Elle est cependant défendue par ses compatriotes, à l’image notamment du footballeur Ismaël Bennacer, sur les réseaux sociaux. « Soutien total à notre championne Imane Khelif, qui subit une vague de haine injustifiée. Sa présence aux Jeux olympiques est tout simplement le fruit de son talent et de son travail acharné. On croit en toi pour porter haut les couleurs de l’Algérie. »
Imane Khelif est-elle transgenre ?
Non. Même si les différentes instances internationales de boxe restent discrètes sur ce sujet, la boxeuse algérienne est considérée comme intersexe, ce qui signifie que ses caractéristiques sexuelles ne correspondent pas aux assignations binaires masculines ou féminines. Cependant, depuis sa naissance, elle est considérée et est déclarée à l’état civil comme de genre féminin, comme l’ont d’ailleurs démontré des médias algériens, photos à l’appui.
Cependant, sa production naturelle de testostérone est plus élevée que la moyenne, on parle alors dans ce cas d’hyperandrogénie. Cette situation concerne environ 5 % des femmes, et concernerait des femmes atteintes du syndrome des ovaires polykystiques (SOPK). Or le taux de testostérone chez les sportifs a son importance, car l’injection de cette hormone est reconnue comme une forme de dopage, et est donc très surveillée dans les compétitions internationales.
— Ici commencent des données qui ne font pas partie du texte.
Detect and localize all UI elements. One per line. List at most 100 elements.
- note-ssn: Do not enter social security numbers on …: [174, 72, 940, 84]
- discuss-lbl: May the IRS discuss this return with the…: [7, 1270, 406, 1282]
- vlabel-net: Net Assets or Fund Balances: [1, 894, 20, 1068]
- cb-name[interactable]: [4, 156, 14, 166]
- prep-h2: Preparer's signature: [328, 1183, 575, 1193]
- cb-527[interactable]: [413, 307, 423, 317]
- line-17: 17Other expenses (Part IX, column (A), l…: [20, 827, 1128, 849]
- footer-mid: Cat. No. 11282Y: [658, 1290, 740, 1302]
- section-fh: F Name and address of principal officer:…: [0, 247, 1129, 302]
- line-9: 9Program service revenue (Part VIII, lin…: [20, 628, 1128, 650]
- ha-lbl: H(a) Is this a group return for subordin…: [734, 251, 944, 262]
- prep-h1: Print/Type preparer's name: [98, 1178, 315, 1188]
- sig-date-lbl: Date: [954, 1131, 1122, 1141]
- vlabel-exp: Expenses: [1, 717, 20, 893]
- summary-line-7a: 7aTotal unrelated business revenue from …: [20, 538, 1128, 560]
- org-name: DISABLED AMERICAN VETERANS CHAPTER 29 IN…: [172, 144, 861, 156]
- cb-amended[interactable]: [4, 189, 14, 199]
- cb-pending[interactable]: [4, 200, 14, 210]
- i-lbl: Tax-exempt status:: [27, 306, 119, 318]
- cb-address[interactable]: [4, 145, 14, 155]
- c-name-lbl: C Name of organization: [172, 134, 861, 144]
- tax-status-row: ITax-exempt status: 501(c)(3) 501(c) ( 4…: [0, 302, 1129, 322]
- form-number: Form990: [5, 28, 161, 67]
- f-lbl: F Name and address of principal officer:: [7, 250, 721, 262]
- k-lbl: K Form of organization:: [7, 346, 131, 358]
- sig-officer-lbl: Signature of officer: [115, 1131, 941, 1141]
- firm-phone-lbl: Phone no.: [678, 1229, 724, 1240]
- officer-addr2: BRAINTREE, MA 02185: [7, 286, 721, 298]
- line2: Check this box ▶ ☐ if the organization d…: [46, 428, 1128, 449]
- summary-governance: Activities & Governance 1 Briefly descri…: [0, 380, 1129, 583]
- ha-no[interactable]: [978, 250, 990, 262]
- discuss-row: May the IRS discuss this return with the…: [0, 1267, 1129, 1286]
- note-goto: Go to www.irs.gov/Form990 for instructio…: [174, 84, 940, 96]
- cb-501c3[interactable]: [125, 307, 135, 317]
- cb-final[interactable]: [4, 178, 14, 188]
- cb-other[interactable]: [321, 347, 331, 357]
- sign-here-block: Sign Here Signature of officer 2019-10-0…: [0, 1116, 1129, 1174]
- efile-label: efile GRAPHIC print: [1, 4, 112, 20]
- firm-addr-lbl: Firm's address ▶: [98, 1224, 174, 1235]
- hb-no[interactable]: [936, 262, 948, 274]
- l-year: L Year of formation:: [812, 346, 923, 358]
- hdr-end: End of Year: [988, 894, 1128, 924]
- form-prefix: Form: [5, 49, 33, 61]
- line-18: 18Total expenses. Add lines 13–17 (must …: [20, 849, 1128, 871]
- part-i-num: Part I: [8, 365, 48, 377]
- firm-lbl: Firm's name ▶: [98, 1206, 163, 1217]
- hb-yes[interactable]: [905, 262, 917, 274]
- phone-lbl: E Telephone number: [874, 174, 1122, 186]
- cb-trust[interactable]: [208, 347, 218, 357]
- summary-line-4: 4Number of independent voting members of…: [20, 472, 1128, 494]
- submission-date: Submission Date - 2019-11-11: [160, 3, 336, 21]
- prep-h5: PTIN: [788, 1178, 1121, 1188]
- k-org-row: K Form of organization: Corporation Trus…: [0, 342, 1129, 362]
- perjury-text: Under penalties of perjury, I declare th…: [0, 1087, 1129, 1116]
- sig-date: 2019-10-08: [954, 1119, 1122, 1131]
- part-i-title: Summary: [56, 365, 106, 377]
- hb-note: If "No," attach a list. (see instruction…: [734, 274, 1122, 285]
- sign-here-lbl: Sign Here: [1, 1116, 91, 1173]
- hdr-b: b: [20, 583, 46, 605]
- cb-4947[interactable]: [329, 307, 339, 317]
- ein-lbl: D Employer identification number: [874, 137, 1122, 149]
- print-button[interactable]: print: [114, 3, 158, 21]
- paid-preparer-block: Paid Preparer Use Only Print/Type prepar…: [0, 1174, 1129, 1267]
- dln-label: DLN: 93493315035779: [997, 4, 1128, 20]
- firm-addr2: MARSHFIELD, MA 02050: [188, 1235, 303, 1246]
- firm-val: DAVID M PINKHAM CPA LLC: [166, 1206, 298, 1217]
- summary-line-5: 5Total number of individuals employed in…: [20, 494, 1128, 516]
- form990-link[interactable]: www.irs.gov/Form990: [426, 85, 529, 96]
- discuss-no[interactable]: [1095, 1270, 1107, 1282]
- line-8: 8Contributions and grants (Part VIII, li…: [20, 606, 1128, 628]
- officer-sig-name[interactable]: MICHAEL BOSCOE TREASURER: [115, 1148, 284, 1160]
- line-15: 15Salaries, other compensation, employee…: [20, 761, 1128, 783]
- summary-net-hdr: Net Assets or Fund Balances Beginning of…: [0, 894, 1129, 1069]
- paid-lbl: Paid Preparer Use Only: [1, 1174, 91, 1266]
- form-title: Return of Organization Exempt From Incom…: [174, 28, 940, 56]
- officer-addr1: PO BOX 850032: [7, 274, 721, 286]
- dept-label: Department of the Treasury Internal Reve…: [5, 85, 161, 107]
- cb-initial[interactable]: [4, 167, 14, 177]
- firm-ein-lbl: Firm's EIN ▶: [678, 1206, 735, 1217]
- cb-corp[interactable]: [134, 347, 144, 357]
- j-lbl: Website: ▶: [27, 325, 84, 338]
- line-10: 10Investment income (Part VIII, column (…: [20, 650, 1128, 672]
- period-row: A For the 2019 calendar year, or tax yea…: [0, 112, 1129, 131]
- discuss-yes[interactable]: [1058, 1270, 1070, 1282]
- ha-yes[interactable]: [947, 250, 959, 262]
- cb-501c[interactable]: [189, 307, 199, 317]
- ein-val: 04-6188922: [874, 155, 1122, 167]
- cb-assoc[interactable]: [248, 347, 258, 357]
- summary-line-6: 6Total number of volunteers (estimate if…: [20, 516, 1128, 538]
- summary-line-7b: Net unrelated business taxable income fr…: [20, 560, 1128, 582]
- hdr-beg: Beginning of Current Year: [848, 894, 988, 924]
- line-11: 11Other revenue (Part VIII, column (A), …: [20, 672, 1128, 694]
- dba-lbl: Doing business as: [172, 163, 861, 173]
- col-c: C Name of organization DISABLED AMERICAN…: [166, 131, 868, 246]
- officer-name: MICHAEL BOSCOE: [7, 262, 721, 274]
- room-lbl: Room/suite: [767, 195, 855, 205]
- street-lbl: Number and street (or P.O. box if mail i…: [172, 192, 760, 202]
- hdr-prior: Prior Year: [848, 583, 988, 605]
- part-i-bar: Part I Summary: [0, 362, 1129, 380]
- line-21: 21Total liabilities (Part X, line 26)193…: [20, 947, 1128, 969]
A t-elle le droit de concourir dans le tableau féminin ?
Tout à fait. Même si ça n’a pas toujours été aussi simple pour Imane Khelif. Par exemple, lors des Mondiaux de New Delhi, en Inde en 2023, elle aurait été disqualifiée en raison de « taux élevés de testostérone », avant de concourir pour la finale. La Fédération internationale de boxe (IBA) a d’ailleurs tenu à rectifier cette information dans un communiqué, expliquant qu’elle n’avait pas été « soumise à une analyse de la testostérone », mais à d’autres tests dont la nature n’a pas été précisée.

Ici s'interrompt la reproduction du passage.